Gehören Einkäufer und Steuerprüfer also nicht in ein gemeinsames Boot?

Es birgt viele Herausforderungen. Meiner Erfahrung nach ist die Integration von einer Organisation eine große Herausforderung, da jedes Unternehmen selbstverständlich eine eigene Kultur besitzt. Und in diesem Fall sprechen wir vor allem von mittelständischer Prägung. Ich kenne nur wenige Unternehmen, die diesen Prozess gemeistert haben. Die Qualität kann hier auf der Strecke bleiben – dessen muss sich jeder neue Eigentümer bewusst sein. Sicher ist, dass Steuer und Wirtschaftsprüfungsgesellschaften von den Partnern der Steuerberatungssparte beziehungsweise den Partnern der Wirtschaftsprüfung geführt werden. Das war in der Vergangenheit so und das wird auch in Zukunft so bleiben.

Gibt es dafür keine Lösung? Beispielsweise indem man die eingekauften Beratungen weitgehend selbständig agieren lässt?

Die neue Beratungssparte wird Teil des übergeordneten Konzerns. Ein Problem könnte dann sein, dass der Lieferant möglicherweise existierender Kunde der Steuer- bzw. Wirtschaftsprüfungsgesellschaft ist oder gerade von den Partnern dieser Sparte akquiriert werden soll.

Sie meinen also, dass Konflikte unweigerlich vorprogrammiert sind?

Sagen wir es mal so: Wenn Sie eine Rechtsanwaltskanzlei beauftragen, dann wird auch dort geprüft, ob es ein mögliches Kollisionsproblem mit Ihrer Gegenpartei gibt. Dieselbe Frage muss sich auch eine Steuerberatungsgesellschaft mit angeschlossener Unternehmensberatung stellen. Ein Fall könnte sein, dass sie für einen Mandanten auf der Einkaufsseite tätig wird und dann mit Lieferanten verhandelt, die parallel Kunden des eigenen Hauses sind.

Glauben Sie, dass das einen bedeutenden Interessenskonflikt darstellt?

Das will ich meinen. Einerseits würde man den Mandanten im Einkauf beraten - andererseits hätte man durch den Prüfungsprozess beim Lieferanten dessen kompletten Zahlen en Detail vorliegen. Hier würde ich schon sagen, dass ein Hauch eines Zweifels beim Lieferanten aufkommen könnte, was die „Chinese Walls“ zwischen der Wirtschaftsprüfungsgesellschaft und dem Beratungshaus betrifft. Insbesondere, wenn der Lieferant durch Verhandlungen mit dem Einkauf unter Druck gesetzt wird.

Was bedeutet die Entwicklung für Unternehmen, die ihren Einkauf mithilfe von Einkaufsberatungen verbessern wollen? Worauf müssen sie vermehrt achten?

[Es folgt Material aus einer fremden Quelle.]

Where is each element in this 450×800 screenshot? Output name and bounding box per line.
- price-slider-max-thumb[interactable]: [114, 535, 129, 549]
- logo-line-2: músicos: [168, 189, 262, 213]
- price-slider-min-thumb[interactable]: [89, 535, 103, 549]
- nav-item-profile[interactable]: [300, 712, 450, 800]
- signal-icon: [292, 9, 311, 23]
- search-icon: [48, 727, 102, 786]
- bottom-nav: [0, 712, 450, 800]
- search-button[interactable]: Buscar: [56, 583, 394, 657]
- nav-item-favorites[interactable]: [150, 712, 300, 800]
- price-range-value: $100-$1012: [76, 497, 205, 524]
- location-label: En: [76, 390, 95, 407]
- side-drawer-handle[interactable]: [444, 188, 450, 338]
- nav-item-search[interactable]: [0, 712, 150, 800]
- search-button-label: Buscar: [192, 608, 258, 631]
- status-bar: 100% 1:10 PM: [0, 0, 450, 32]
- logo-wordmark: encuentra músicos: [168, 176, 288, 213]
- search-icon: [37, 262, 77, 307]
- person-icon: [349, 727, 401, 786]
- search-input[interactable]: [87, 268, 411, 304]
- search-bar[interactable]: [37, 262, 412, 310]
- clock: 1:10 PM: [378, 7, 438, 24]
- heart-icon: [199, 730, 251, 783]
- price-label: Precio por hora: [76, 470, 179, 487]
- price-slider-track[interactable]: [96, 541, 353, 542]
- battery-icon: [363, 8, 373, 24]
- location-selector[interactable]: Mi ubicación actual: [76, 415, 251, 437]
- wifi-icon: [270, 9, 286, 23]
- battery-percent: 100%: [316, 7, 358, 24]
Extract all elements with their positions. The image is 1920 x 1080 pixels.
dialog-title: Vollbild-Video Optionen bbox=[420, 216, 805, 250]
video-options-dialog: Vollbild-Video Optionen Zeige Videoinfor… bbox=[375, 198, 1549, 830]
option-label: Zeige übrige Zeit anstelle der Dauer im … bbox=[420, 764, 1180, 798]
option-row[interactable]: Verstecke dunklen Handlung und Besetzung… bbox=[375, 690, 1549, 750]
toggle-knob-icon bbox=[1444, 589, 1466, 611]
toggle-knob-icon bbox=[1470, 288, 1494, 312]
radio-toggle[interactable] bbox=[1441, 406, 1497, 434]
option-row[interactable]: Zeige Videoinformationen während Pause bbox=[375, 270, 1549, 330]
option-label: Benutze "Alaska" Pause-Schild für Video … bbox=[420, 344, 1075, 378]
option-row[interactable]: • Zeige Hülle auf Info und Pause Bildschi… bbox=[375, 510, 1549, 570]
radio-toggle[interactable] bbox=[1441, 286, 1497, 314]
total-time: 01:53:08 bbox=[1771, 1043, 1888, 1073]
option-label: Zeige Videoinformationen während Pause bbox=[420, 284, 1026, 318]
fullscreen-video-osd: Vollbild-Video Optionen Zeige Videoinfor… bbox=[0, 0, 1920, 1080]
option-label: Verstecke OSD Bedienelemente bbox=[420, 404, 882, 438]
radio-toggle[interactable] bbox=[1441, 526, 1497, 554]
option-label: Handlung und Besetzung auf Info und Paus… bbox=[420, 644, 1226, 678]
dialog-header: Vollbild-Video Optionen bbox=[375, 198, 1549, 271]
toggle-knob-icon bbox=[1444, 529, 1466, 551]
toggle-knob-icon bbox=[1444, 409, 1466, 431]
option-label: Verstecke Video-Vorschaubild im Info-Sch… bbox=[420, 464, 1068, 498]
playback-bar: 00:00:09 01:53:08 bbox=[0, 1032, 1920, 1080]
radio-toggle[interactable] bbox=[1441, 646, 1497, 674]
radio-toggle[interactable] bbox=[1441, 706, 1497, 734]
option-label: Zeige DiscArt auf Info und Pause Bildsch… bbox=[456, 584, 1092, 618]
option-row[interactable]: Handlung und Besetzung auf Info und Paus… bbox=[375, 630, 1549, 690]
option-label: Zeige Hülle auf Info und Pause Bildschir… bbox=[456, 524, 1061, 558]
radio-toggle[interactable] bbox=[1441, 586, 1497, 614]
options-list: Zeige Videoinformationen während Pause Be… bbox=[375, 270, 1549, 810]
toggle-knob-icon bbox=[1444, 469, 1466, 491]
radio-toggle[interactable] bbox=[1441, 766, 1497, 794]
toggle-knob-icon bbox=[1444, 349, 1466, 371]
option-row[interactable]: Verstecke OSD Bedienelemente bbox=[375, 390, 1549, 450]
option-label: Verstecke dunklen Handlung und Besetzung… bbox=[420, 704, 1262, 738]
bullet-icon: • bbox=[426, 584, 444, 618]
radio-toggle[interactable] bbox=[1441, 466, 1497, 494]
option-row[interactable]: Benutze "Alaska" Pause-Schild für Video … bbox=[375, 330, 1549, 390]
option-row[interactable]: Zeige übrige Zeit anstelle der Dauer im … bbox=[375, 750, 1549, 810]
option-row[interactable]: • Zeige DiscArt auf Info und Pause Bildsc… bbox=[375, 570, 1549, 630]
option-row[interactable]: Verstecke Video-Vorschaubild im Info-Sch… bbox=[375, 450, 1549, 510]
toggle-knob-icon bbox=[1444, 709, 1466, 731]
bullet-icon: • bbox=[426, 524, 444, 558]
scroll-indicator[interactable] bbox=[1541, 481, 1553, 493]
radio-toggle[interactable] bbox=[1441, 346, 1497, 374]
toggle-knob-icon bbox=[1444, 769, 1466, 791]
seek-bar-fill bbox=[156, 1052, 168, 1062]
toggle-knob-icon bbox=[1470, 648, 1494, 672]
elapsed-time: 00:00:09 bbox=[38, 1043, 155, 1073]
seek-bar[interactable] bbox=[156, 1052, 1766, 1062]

Ganz wichtig ist es, dass die Einkaufsberatung für den Kunden das bestmögliche Ergebnis erreichen möchte und hier keine Kompromisse eingehen muss, da intern andere Interessen verfolgt werden.

Hat diese Marktveränderung Einfluss auf Sie als „Einkaufsboutique“?

Die großen Wirtschaftsprüfungsgesellschaften sind keine merklichen Wettbewerber im Gegensatz zu den eigenständigen Einkaufsberatungen. Das ist der Grund, warum wir der Entwicklung entspannt entgegen sehen können. Unsere Position im Mittelstandsmarkt wird dadurch eher gestärkt.

Also birgt die Entwicklung für Sie nur Vorteile?

So kann man es sagen. Denn ich stehe in keinem Konflikt und kann für meinen Kunden das wirtschaftlich Maximale erzielen.

Der Autor

Gerd Kerkhoff ist Vorsitzender der Geschäftsführung von Kerkhoff Consulting. Kerkhoff verantwortet die strategische Geschäftsentwicklung national und international. Der Diplom-Kaufmann war nach seinem Studium zunächst Geschäftsführer in einem mittelständischen Betrieb und Gründer von Handelsunternehmen für Markenartikel. 1999 gründete er Kerkhoff Consulting.